A geographic breakdown of voting patterns, published on the website of the rebel leader Nicholas Miguet, shows that shareholder backing for his campaign was greatest in regions where the right-wing party is most prominent. Support was particularly strong in the south of France in cities such as Marseille where the National Front has a high profile.

M Miguet, a share tipster, one time presidential candidate and convicted fraudster, unseated the Eurotunnel board with the support of only 2.5 per cent of the company's 1.2 million small shareholders. The vote was swung by just 30,000 French investors who between them own 18 per cent of the company.

Many of his supporters only bought their shares in the last year since M Miguet began to agitate for change. The French stock market authorities are conducting an investigation into allegations of share price manipulation by M Miguet.

Charles Mackay, the former chairman of Eurotunnel, said: "We should have responded to the attacks from M Miguet earlier. But the advice we got was that we shouldn't dignify his attacks by responding."

Mr Mackay also said that the small number of shareholders who voted for M Miguet proved that it had not been "a mass movement of widows and orphans" which had ousted him and his fellow directors.

The new all-French board installed by M Miguet is chaired by Jacques Maillot, the founder of the leisure group Nouvelles Frontieres. Mr Maillot is understood not to share M Miguet's political views.

The board has indicated that it is likely to adopt large elements of the Project Galaxie financial restructuring plan put together by the previous board and its advisers. This envisaged cutting Eurotunnel's £6.4bn debt and slashing access charges for passenger and freight railway operators. The debt reduction would have been achieved by selling shares to the two railway operators, SNCF and London & Continental Railways, the state-backed company building the high-speed rail link from Folkestone to London's St Pancras.
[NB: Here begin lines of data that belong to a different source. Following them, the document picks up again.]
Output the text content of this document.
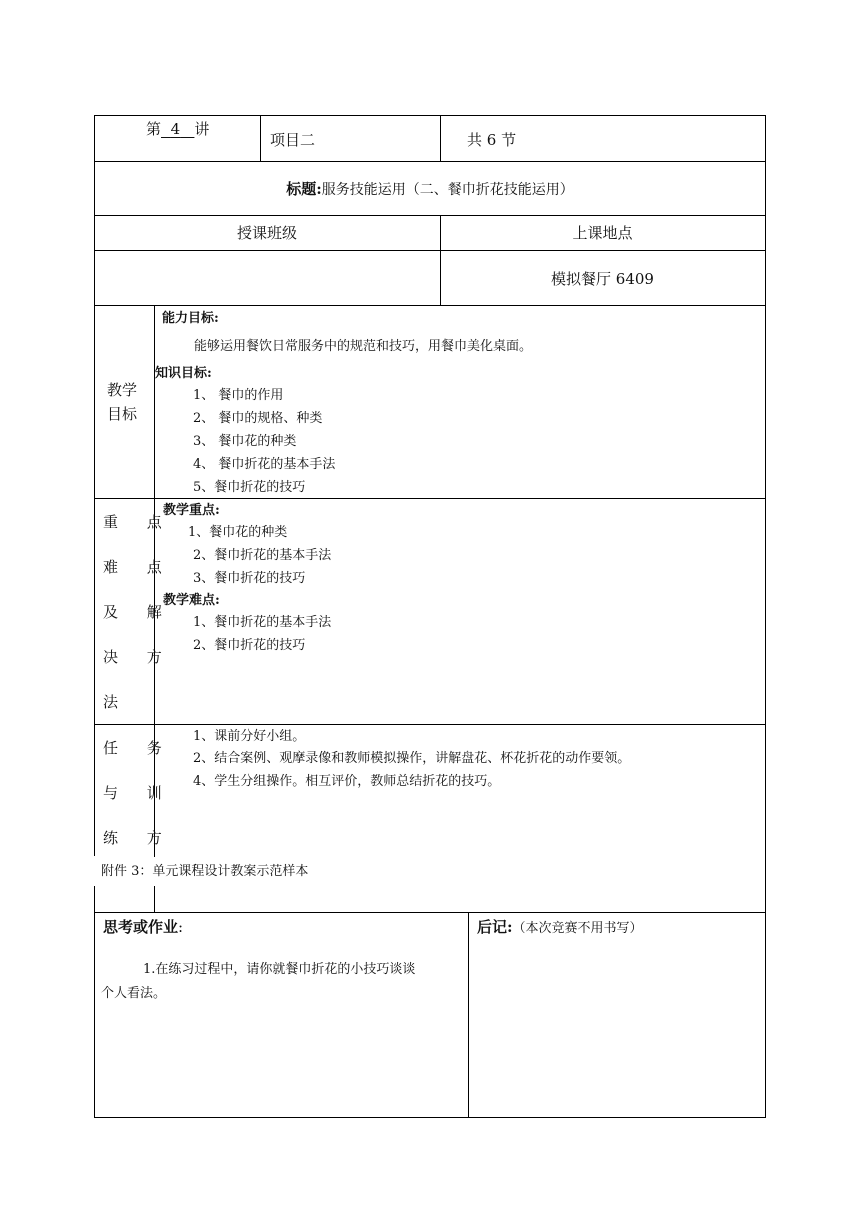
第 4 讲
项目二	共 6 节
标题:服务技能运用（二、餐巾折花技能运用）
授课班级	上课地点
模拟餐厅 6409
教学
目标
能力目标:
能够运用餐饮日常服务中的规范和技巧，用餐巾美化桌面。
知识目标:
1、 餐巾的作用
2、 餐巾的规格、种类
3、 餐巾花的种类
4、 餐巾折花的基本手法
5、餐巾折花的技巧
重 点
难 点
及 解
决 方
法
教学重点:
1、餐巾花的种类
2、餐巾折花的基本手法
3、餐巾折花的技巧
教学难点:
1、餐巾折花的基本手法
2、餐巾折花的技巧
任 务
与 训
练 方
1、课前分好小组。
2、结合案例、观摩录像和教师模拟操作，讲解盘花、杯花折花的动作要领。
4、学生分组操作。相互评价，教师总结折花的技巧。
附件 3：单元课程设计教案示范样本
思考或作业:
1.在练习过程中，请你就餐巾折花的小技巧谈谈
个人看法。
后记:（本次竞赛不用书写）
Eurotunnel would also have refinanced some of its debt at cheaper prices and issued bonds securitised against future revenue streams and guaranteed by the railway operators. The effect would have been to cut annual interest payments by around £100m and increase net revenues by about £60m-£70m.

There are doubts whether the new board will be able to sell a similar deal to the UK and French governments and Eurotunnel's banks, with some former directors believing that substitution of the management by its lenders is inevitable.